3.3. Photoluminescence Emission

Figure 6(a) illustrated the room-temperature PL spectra (excitation at 325 nm) of the samples deposited on Si at 200, 300, and 400°C, Figure 6(b) on sample deposited on Si/Au and Figure 6(c) on sample deposited on Si/Au/ZnO. Two emission bands could be observed from these samples, that is, (i) near band edge emission (at ultraviolet (UV) range) due to free-exciton recombination and (ii) visible emission, a deep-level-emission (DLE) mostly in yellow-orange region was a consequence of presence of structural defect and impurities on the surface of samples [3537]. Visible peaks at yellow-orange emission band around 580 nm were generally emitted by all samples. This band is common among solution-based grown ZnO, and has been considered to be due to oxygen interstitial (Oi) related defects [38], that is, excess oxygen and presence of hydroxyl group and is related to the amount of exposed polar surface of Zn- and O-atom [39].

The UV emission of ZnO nanostructures deposited on Si and Si/Au substrate on dissimilar temperatures showed a red-shift, that is, to a lower energy when the substrates’ temperature changed from 200 to 400°C. The result was consistent with the XRD, SEM findings, which revealed that the grain size were smallest at 200°C and expanded when the temperature of substrate increased [23, 40, 41]. The UV emission peaks of ZnO deposited on Si/Au/ZnO blue-shifted with increased substrates’ temperature, showing coherent findings that as size decreases UV emission moved to higher energy level. An almost negligible UV emission can be seen for sample deposited on Si/Au substrates at 300 and 400°C which some attribute to excess –OH group that is responsible for quenching of the exciton emission [39]. The –OH group may have originated from solvent trapped in empty octahedral site in the hexagonal lattice structure of ZnO.

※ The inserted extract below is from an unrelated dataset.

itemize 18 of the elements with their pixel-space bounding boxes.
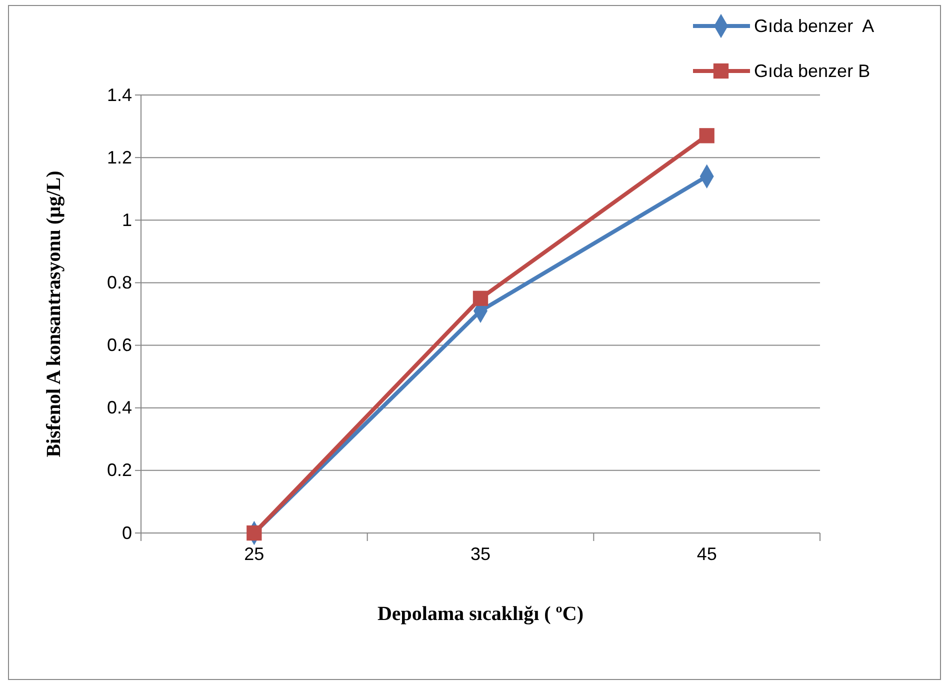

The ratio of the intensities of UV to visible emission (𝐼UV/𝐼Vis) as a function of substrate’s temperature (Figure 7) was also analysed. It can be seen that prominent ratios are found on 𝑇𝑠=200°C for all samples while bare Si surface has higher 𝐼UV/𝐼Vis ratio relative to Si/Au and Si/Au/ZnO.

4. Conclusion

Mist-atomiser has been successfully developed to prepare ZnO nanoparticles. This technique is economical, simple, and practical for mass-production purposes of ZnO thin films. Effects of Si substrates’ surface type and substrates temperature, on the structural, morphological, and photoluminescence emission of ZnO nanoparticles have been investigated. X-ray diffraction patterns confirmed that all samples showed that polycrystalline nature corresponds to ZnO wurtzite structure. It was found that crystallite size and lattice strain were significantly affected by substrate surface type and temperature. Smallest crystallite size was found on Si/Au/ZnO at 𝑇𝑠=400°C, gold layer on substrate revealed no lattice strain at all deposition temperatures and at 𝑇𝑠=400°C there was negligible strain on all substrates. PL emission study was in agreement with the expansion of crystallite size study. The chemical reaction that took place has been suggested as well as explanation for growth outcome. Both substrate surface type and deposition temperature has been found to significantly affect crystalline structure of ZnO nanoparticles.


The author would like to thank Universiti Teknologi MARA (UiTM) and Jabatan Perkhidmatan Awam (JPA) Malaysia for the financial support. The author also thanks Microwave Technology Centre (MTC), Faculty of Electrical Engineering, Faculty of Mechanical engineering and Faculty of Applied Sciences for SEM and XRD facilities.